Thom Mayne’s research studio earned the Department the 2005 Progressive Architecture Award from Architecture magazine for L.A. Now: Volume 3, a massive research and urban design project that critically examines the future of Los Angeles. This is the first time a university has been awarded this honor. L.A. Now was also featured as an educational seminar and exhibition at the 2006 American Institute of Architecture National Convention in Los Angeles.  
In 2003, A.UD students represented the United States in the First International Architecture Biennale in Rotterdam and in the Venice International Architecture Biennale in 2000. The latter was the first time the United States Pavilion was organized as a summer academy to exhibit student work and new methodologies in teaching.
The Department continues to augment its curriculum with new programs. The Charles Moore Traveling Studio has taken students—under the leadership of faculty members Jason Payne, Thom Mayne, Ben Refuerzo, Gerogina Huljich and Heather Roberge—to Mexico City, Istanbul, Kauai, Tokyo, Madrid, Great Britain and Germany. The program was inaugurated in 2004 to exemplify Moore’s commitment to teaching and the practice of architecture during his years at UCLA.
A.UD invites architects and critics from around the world to participate in the Department’s long-standing lecture series, creating a dialogue between the students, alumni and the Los Angeles community. Frank Gehry, Anne Lacaton, Kengo Kuma, Kazuyo Sejima, Beatriz Colomina, Wolf Prix and Wang Shu have been among recent speakers. The Department’s exhibition program has featured work by Atelier Bow Wow, Bollinger+Grohmann, Jean Prouvé, Thom Mayne/Morphosis, MVRDV, Taira Nishizawa, Mutsuro Sasaki, Kivi Sotamaa, Jean-Philippe Vassal. Student works are exhibited in the quarterly Currents series.
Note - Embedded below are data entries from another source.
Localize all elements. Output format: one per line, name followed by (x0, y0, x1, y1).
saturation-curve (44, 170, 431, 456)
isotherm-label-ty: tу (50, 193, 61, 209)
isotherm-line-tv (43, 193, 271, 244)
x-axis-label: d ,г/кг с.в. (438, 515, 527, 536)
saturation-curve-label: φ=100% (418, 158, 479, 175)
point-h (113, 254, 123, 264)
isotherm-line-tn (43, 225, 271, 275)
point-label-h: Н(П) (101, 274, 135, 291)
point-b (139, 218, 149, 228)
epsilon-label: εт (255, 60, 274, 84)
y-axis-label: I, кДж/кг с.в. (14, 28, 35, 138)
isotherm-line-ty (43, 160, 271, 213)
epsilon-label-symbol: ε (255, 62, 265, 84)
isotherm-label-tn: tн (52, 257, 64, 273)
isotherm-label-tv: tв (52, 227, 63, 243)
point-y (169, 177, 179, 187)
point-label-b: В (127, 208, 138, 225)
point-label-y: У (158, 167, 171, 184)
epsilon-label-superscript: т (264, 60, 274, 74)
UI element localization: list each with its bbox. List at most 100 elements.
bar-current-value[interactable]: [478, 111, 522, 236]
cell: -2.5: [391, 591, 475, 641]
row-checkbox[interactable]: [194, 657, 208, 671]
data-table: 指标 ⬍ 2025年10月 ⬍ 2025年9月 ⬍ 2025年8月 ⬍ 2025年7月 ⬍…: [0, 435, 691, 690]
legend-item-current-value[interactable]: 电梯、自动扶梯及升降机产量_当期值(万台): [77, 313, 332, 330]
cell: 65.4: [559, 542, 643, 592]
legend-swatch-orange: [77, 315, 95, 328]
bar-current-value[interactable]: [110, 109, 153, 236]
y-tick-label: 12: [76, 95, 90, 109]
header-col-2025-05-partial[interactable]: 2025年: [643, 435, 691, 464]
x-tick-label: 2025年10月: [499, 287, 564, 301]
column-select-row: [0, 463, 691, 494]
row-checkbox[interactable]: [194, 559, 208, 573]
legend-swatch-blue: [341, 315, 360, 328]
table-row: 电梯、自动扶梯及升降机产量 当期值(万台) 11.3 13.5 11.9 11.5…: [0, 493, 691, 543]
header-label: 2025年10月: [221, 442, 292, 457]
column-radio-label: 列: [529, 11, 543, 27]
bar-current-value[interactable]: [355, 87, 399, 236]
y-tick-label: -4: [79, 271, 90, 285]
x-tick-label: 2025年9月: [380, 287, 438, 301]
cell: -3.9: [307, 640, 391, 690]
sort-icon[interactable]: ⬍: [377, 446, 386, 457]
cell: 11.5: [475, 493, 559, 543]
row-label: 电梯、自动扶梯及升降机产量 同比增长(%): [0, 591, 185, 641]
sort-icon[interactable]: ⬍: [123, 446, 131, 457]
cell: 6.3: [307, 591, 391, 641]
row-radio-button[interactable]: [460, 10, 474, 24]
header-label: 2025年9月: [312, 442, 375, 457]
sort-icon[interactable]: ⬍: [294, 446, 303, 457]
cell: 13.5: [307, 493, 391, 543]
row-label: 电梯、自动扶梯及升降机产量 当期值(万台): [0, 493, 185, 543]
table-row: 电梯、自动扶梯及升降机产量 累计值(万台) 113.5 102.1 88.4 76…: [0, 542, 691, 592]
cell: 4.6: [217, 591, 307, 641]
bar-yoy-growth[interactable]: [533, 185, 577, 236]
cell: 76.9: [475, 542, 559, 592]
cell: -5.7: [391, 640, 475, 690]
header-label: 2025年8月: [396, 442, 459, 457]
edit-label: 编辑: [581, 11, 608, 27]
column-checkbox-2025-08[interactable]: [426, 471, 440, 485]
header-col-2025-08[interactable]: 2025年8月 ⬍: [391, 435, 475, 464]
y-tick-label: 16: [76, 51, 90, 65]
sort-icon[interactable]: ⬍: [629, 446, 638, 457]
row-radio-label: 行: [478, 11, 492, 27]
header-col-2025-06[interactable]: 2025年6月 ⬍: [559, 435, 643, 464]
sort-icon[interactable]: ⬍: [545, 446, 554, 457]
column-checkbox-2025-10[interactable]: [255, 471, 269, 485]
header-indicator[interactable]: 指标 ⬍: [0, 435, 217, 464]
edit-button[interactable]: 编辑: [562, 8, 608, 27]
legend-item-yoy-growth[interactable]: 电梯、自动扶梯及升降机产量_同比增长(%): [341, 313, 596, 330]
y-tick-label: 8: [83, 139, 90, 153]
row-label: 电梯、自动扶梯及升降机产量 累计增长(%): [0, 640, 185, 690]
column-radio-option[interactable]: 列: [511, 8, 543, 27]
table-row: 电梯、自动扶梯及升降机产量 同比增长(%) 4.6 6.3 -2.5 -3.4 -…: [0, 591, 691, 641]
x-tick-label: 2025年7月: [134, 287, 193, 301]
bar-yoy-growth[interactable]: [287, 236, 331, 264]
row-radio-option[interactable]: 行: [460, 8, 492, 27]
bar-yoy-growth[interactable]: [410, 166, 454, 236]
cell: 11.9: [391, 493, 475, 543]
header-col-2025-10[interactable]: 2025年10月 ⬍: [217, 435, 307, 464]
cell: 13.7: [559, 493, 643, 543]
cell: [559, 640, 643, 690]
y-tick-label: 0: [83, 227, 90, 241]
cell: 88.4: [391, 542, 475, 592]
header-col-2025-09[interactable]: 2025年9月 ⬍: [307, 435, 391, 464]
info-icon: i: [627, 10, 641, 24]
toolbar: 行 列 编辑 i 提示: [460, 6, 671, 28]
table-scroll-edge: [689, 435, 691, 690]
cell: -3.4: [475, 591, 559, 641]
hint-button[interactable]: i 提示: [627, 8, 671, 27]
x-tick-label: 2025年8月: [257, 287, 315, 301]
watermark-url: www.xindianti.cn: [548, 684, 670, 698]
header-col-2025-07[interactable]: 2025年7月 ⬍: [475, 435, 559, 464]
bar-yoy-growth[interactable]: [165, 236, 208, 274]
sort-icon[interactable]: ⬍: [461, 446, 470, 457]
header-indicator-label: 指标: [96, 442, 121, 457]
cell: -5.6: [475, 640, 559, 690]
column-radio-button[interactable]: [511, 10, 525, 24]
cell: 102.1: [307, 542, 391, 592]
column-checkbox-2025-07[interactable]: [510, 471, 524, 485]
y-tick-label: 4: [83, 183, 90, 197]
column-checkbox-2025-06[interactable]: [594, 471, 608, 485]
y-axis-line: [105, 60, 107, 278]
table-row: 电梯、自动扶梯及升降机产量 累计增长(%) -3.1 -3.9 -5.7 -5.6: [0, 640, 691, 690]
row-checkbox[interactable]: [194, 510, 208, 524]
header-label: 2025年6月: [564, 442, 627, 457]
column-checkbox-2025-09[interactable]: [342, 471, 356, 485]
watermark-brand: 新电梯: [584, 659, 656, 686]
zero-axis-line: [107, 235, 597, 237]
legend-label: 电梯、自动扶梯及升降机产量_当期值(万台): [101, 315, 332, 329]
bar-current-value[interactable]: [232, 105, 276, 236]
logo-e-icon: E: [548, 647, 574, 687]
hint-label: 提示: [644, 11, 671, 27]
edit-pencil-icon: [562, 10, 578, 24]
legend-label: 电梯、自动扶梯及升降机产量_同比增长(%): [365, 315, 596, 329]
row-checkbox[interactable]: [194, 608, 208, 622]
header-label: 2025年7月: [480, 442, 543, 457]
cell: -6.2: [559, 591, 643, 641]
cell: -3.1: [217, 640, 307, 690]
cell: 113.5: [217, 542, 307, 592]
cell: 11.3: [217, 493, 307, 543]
Hitoshi Abe was appointed chair of the department in 2007. Abe reinvigorated the program’s emphasis on technological research and engaging students in professional collaborations with local industries. The SUPRASTUDIO M.Arch.II program was launched in 2008 as a post-professional research platform; its initial studio led by Neil Denari in collaboration with Toyota. That same year in June RUMBLE was established to engage students, faculty, professional architects, designers and the Los Angeles community with the production of an all-school exhibition. Critics and designers from around the world participate in RUMBLE to view the program installations and review the students’ year end projects. In 2013, IDEAS was launched with concurrent post-professional studios offered by Greg Lynn, Thom Mayne, and Frank Gehry, partnering student researchers with leaders in the transportation, entertainment, and cultural sectors. Neil Denari was appointed Interim Chair in July 2016.
It has been fifty years, since the first students attended classes at the A.UD, in this time architecture at UCLA has become a program in which experimental thought, theory, and innovative design reformulates the way in which design, theoretical discourse and technology interact to influence contemporary culture.